Mass of the Lord

[Scripture Readings: Ex 12:1-8, 11-14; 1 Cor 11:23-26; John 13:1-15]

"This is my Body that is for you."

These were Jesus' words at his Last Supper. We heard them in our second reading. We hear them every day at Mass. We cannot imagine how many times these words have been said since that first Lord's Supper. It is probably true to say that before that Last Supper of Jesus those words had never been said, and certainly never in such a way that they would be remembered and repeated by human communities and in every language ever since, words that bond communities and persons to one another who otherwise have nothing in common, words linking first-century Asia Minor with twenty-first century eastern Iowa.

General Patton told his troops, "You don't win wars by dying for your country but by making the other guy die for his." "This is my Body that is given up for you." Jesus said something entirely new and unexpected under the sun. His words upset the DNA of human history for ever more.

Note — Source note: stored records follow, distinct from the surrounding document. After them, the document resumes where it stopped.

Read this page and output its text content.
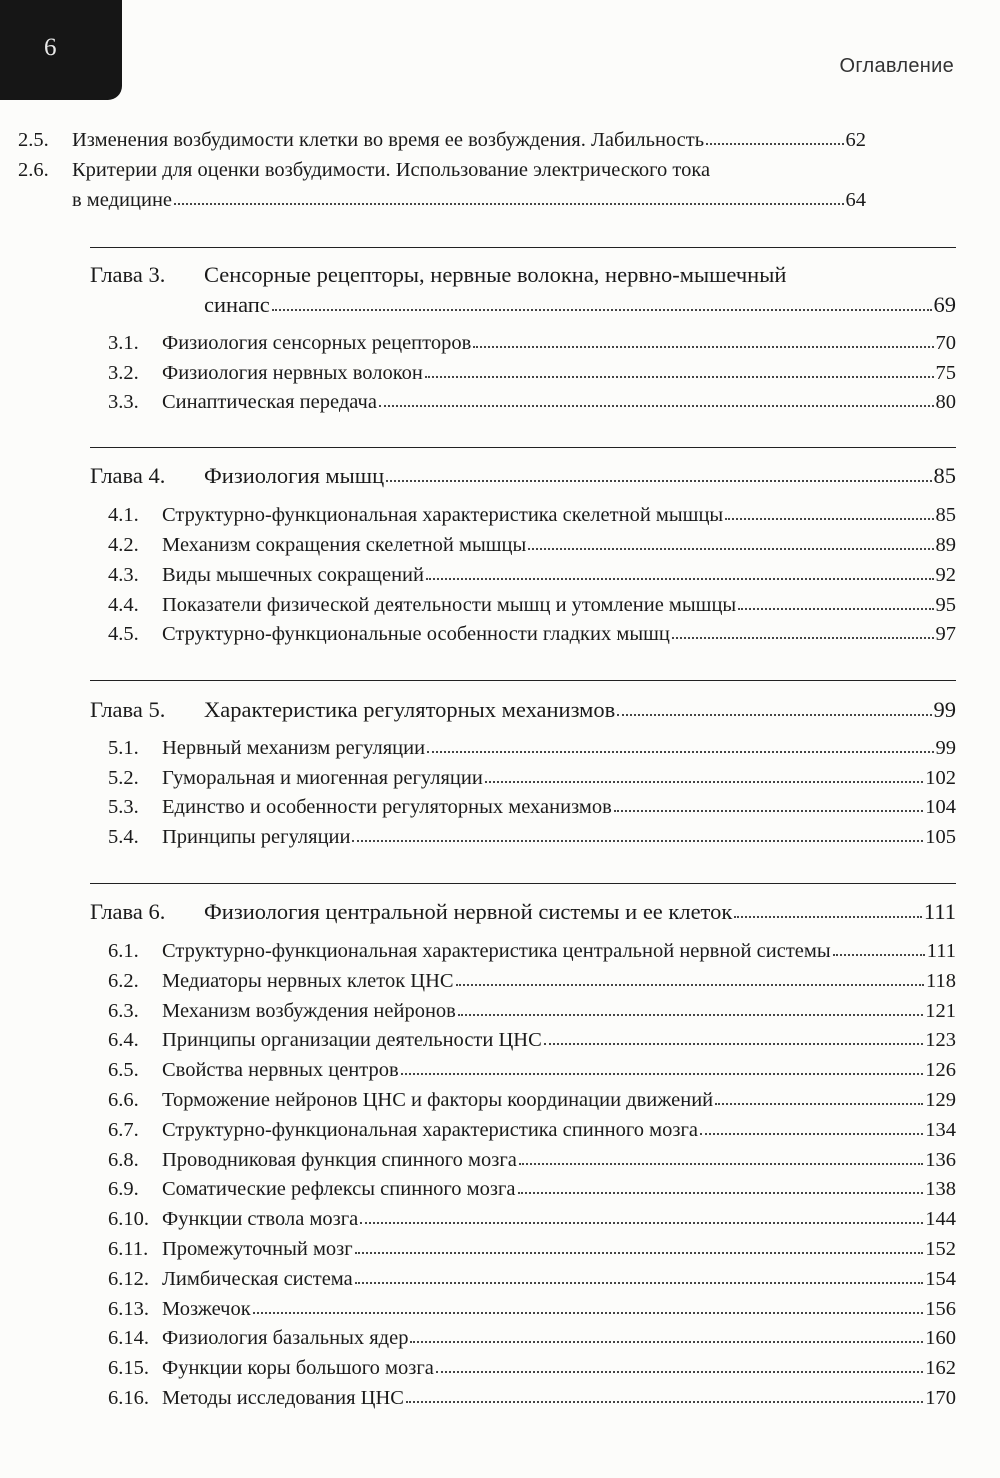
6
Оглавление
2.5.	Изменения возбудимости клетки во время ее возбуждения. Лабильность	62
2.6.	Критерии для оценки возбудимости. Использование электрического тока
в медицине	64
Глава 3.	Сенсорные рецепторы, нервные волокна, нервно-мышечный
синапс	69
3.1.	Физиология сенсорных рецепторов	70
3.2.	Физиология нервных волокон	75
3.3.	Синаптическая передача	80
Глава 4.	Физиология мышц	85
4.1.	Структурно-функциональная характеристика скелетной мышцы	85
4.2.	Механизм сокращения скелетной мышцы	89
4.3.	Виды мышечных сокращений	92
4.4.	Показатели физической деятельности мышц и утомление мышцы	95
4.5.	Структурно-функциональные особенности гладких мышц	97
Глава 5.	Характеристика регуляторных механизмов	99
5.1.	Нервный механизм регуляции	99
5.2.	Гуморальная и миогенная регуляции	102
5.3.	Единство и особенности регуляторных механизмов	104
5.4.	Принципы регуляции	105
Глава 6.	Физиология центральной нервной системы и ее клеток	111
6.1.	Структурно-функциональная характеристика центральной нервной системы	111
6.2.	Медиаторы нервных клеток ЦНС	118
6.3.	Механизм возбуждения нейронов	121
6.4.	Принципы организации деятельности ЦНС	123
6.5.	Свойства нервных центров	126
6.6.	Торможение нейронов ЦНС и факторы координации движений	129
6.7.	Структурно-функциональная характеристика спинного мозга	134
6.8.	Проводниковая функция спинного мозга	136
6.9.	Соматические рефлексы спинного мозга	138
6.10. Функции ствола мозга	144
6.11. Промежуточный мозг	152
6.12. Лимбическая система	154
6.13. Мозжечок	156
6.14. Физиология базальных ядер	160
6.15. Функции коры большого мозга	162
6.16. Методы исследования ЦНС	170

His words drunk and eaten in the Eucharistic meal inspire, call, challenge, enliven, and empower us, even as they stick in our throats, to do the same, to say the same: "My Body, for you," or, in the version we have from Saint John, at the washing of the feet, "as I have done for you, you should also do for one another."

"This is my Body that is for you." In the language of logic, this phrase is a tautology. That means that the two parts say the same thing. At least, so it is ever since Jesus said and, what's more, did them. For what is a Body, what is a human Body, if not precisely "for" the other? But even an introductory course in human development tells us what we know without asking, that every person has a need and a desire to give life. We call it generativity. Parenthood is the most obvious symbol of this need fulfilled, but there's also artistic creation, ministry and service, education, prayer and suffering, all of these done through and in the Body. What most of us succeed in doing in some small and partial way, and often, it seems, almost too late, and always qualified by some holding back in selfishness, Jesus did "to the end," emptied himself, so that we might have life to the full.

We live by another's death in the same way that food to nourish us must first be destroyed in being consumed. It was not for nothing that Jesus chose a meal with Bread and Wine to reveal the meaning of his self-oblation on the Cross for the Life of the World. As Christians, in our deepest reality, we live by another's death. Far from this fact making us feel beholden, it emboldens us to "do as I have done," to give our bodies for others or, at least, to live well.

That line is from the movies Saving Private Ryan. At the end of the movie Ryan is now an old man. He is visiting the cemetery where those who had saved his life are buried. He says to his wife, "Tell me I have lived well." How can we live poorly, remembering and repeating day by day, "This is my Body that is for you"? Far from the Eucharistic Bread and Wine being symbols, it is rather the case that our timid, well-meant, always inadequate, yet always acceptable efforts to live well are symbols of the explosive reality that the Eucharist is - My Body for you.